What probe types are compatible with the pH400 and pH600?
Both models accept two interchangeable ISFET probes: a sharp-tip probe (designed for direct insertion into soil, compost, or solid media) and a blunt-tip probe (optimized for liquid calibration standards and nutrient solutions). Probes are not cross-compatible with third-party electrodes.
Does the instrument support GLP-compliant data handling?
Yes—the pH600 meets core GLP requirements through timestamped calibration records, user-defined operator IDs, and encrypted local storage. When used with ActiveLog v3.2 and configured authentication, it satisfies 21 CFR Part 11 criteria for electronic records and signatures.

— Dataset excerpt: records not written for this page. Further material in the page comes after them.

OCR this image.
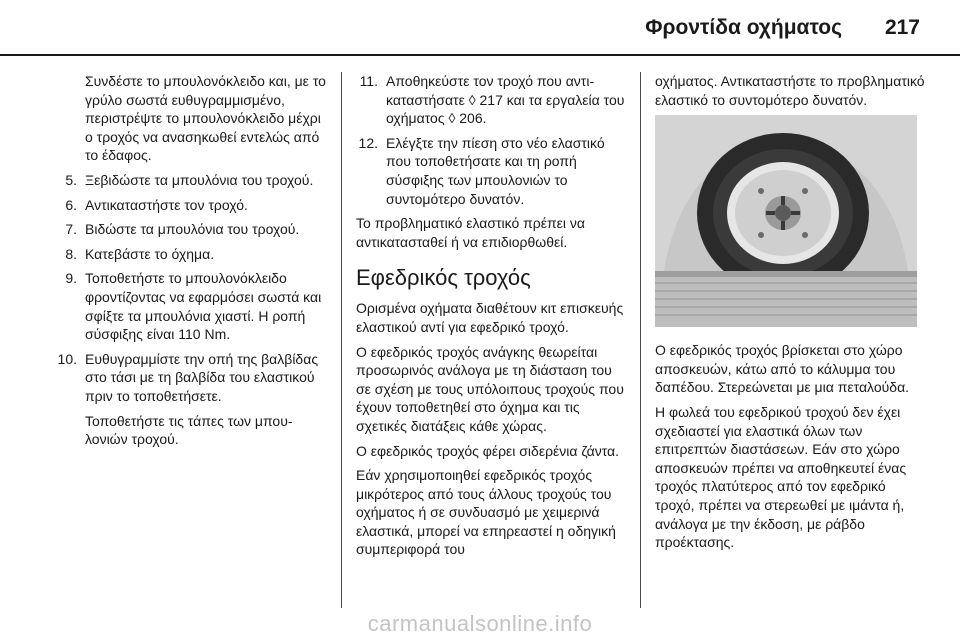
Φροντίδα οχήματος 217

Συνδέστε το μπουλονόκλειδο και, με το γρύλο σωστά ευθυγραμμισμένο, περιστρέψτε το μπουλονόκλειδο μέχρι ο τροχός να ανασηκωθεί εντελώς από το έδαφος.

5. Ξεβιδώστε τα μπουλόνια του τροχού.
6. Αντικαταστήστε τον τροχό.
7. Βιδώστε τα μπουλόνια του τροχού.
8. Κατεβάστε το όχημα.
9. Τοποθετήστε το μπουλονόκλειδο φροντίζοντας να εφαρμόσει σωστά και σφίξτε τα μπουλόνια χιαστί. Η ροπή σύσφιξης είναι 110 Nm.
10. Ευθυγραμμίστε την οπή της βαλβίδας στο τάσι με τη βαλβίδα του ελαστικού πριν το τοποθετήσετε.

Τοποθετήστε τις τάπες των μπουλονιών τροχού.

11. Αποθηκεύστε τον τροχό που αντικαταστήσατε ◊ 217 και τα εργαλεία του οχήματος ◊ 206.
12. Ελέγξτε την πίεση στο νέο ελαστικό που τοποθετήσατε και τη ροπή σύσφιξης των μπουλονιών το συντομότερο δυνατόν.

Το προβληματικό ελαστικό πρέπει να αντικατασταθεί ή να επιδιορθωθεί.

Εφεδρικός τροχός

Ορισμένα οχήματα διαθέτουν κιτ επισκευής ελαστικού αντί για εφεδρικό τροχό.

Ο εφεδρικός τροχός ανάγκης θεωρείται προσωρινός ανάλογα με τη διάσταση του σε σχέση με τους υπόλοιπους τροχούς που έχουν τοποθετηθεί στο όχημα και τις σχετικές διατάξεις κάθε χώρας.

Ο εφεδρικός τροχός φέρει σιδερένια ζάντα.

Εάν χρησιμοποιηθεί εφεδρικός τροχός μικρότερος από τους άλλους τροχούς του οχήματος ή σε συνδυασμό με χειμερινά ελαστικά, μπορεί να επηρεαστεί η οδηγική συμπεριφορά του

οχήματος. Αντικαταστήστε το προβληματικό ελαστικό το συντομότερο δυνατόν.

Ο εφεδρικός τροχός βρίσκεται στο χώρο αποσκευών, κάτω από το κάλυμμα του δαπέδου. Στερεώνεται με μια πεταλούδα.

Η φωλεά του εφεδρικού τροχού δεν έχει σχεδιαστεί για ελαστικά όλων των επιτρεπτών διαστάσεων. Εάν στο χώρο αποσκευών πρέπει να αποθηκευτεί ένας τροχός πλατύτερος από τον εφεδρικό τροχό, πρέπει να στερεωθεί με ιμάντα ή, ανάλογα με την έκδοση, με ράβδο προέκτασης.

carmanualsonline.info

How is temperature compensation performed?
An integrated Pt1000 thermistor continuously monitors sample temperature at the probe tip. The meter applies NIST-referenced polynomial correction to pH readings in real time, eliminating manual offset adjustments.
Can the pH400 store calibration data?
No—the pH400 does not retain calibration history beyond the active session. The pH600 stores full calibration logs, including buffer values, dates, and operator entries, for traceability and audit readiness.
Is the ISFET probe suitable for saline or high-EC soils?
Yes—ISFET sensors exhibit superior stability in high-ionic-strength environments compared to glass electrodes. However, routine cleaning with deionized water after each use is recommended to prevent salt crust accumulation on the sensing surface.